Through his calculations, Levitt accurately predicted the total cases and deaths in China during the country's outbreak. "What I noticed was if you actually look at the places that are heavily hit, what you discover is for each of these places, the fraction of population—total population, not cases—that are dying is very similar. It's around 0.2 percent."
He suggests the number of deaths from COVID-19 in a given country equates to around a month to five weeks worth of excess deaths. He added that it is important to remember that some of the people who have died from COVID-19 might have died over this time from something else.

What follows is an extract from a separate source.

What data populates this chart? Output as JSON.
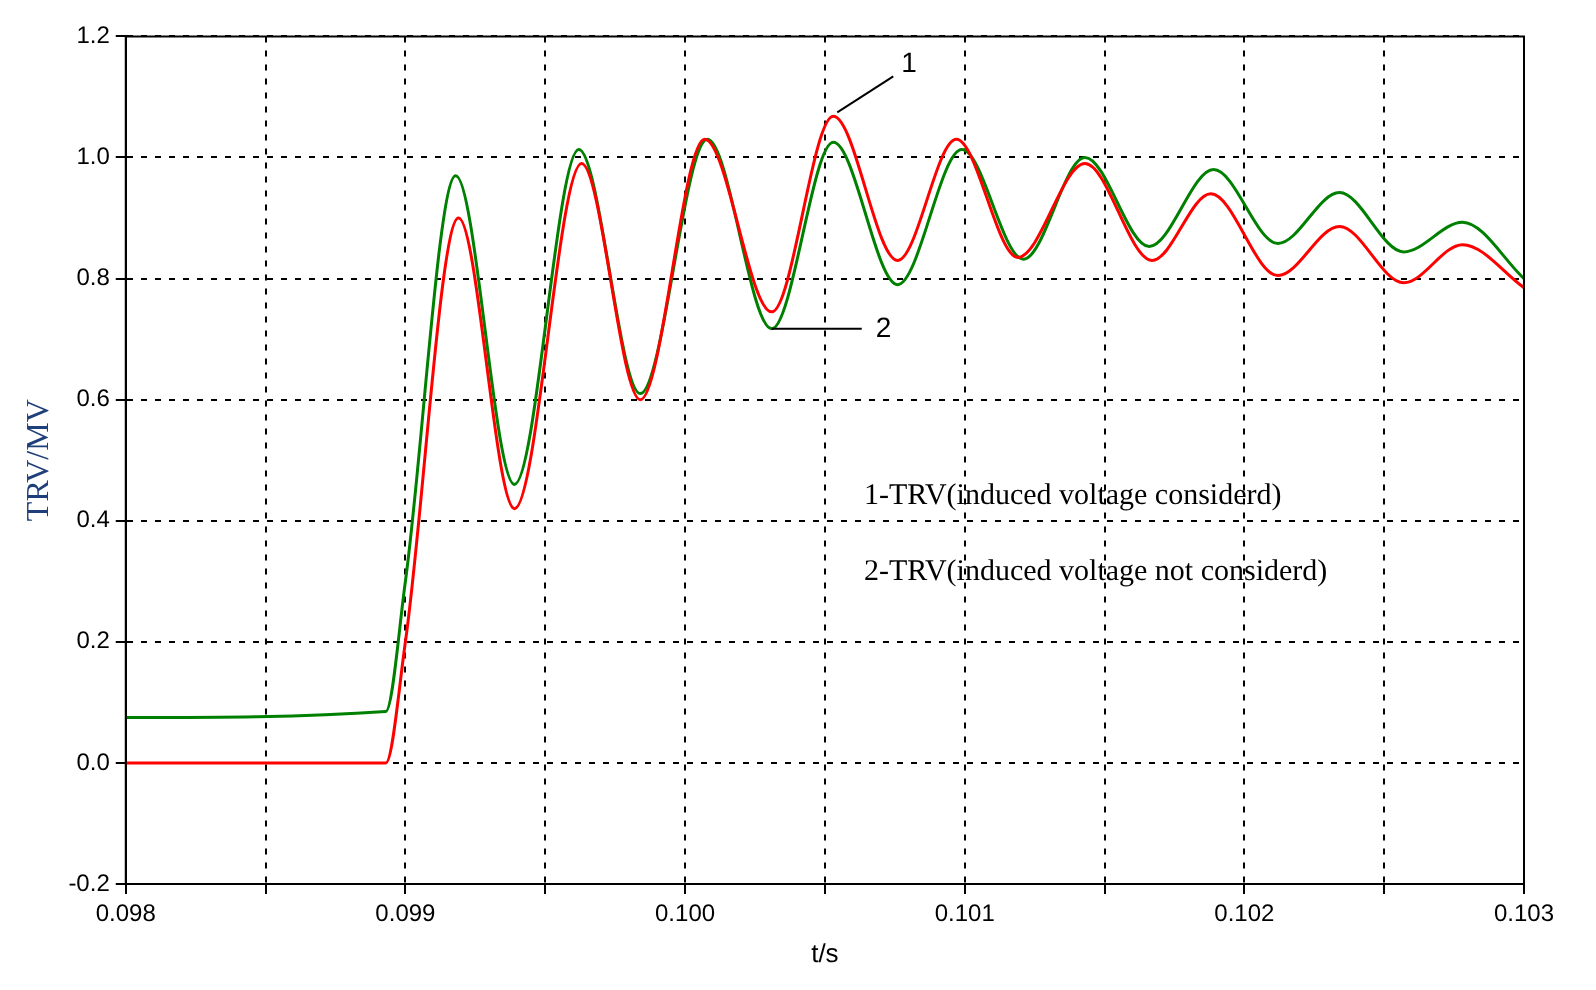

Levitt said that while there is a huge amount of uncertainty, if you look at how many people die in the U.S. every year and calculate what that would be per month, the number of COVID-19 deaths could be around 300,000. "But that could be over two to three years," he added.
Levitt said what is important is learning from the pandemic and applying this knowledge to future challenges, such as climate change. "Our artificial intelligence is developing so quickly that maybe, in the next outbreak, we'll be able to say 'hey Siri, Alexa, Google—should I panic?'"
Meanwhile, Redlener says much of how the country will move forward over the coming months will depend on how the virus is contained and how authorities go about testing until a vaccine becomes available. "It's a very complicated agenda—complicated formulas with no clear answers," he said.
"I think it's inevitable that there will be a second wave because there's a lot of motivation to get back to normal, for people to get back to work. But if we don't have the testing capabilities to test for presence of the virus and or presence of antibodies, we won't have an idea of who exactly is ok to go back to work, go back into public. That's a real problem.
"If we know a large proportion of the population has immunity, even if we don't' know how long it'll last, we could start to relax the restrictions. But right now, without the testing, I don't know how and when we're going to have the models to properly advise the policy makers."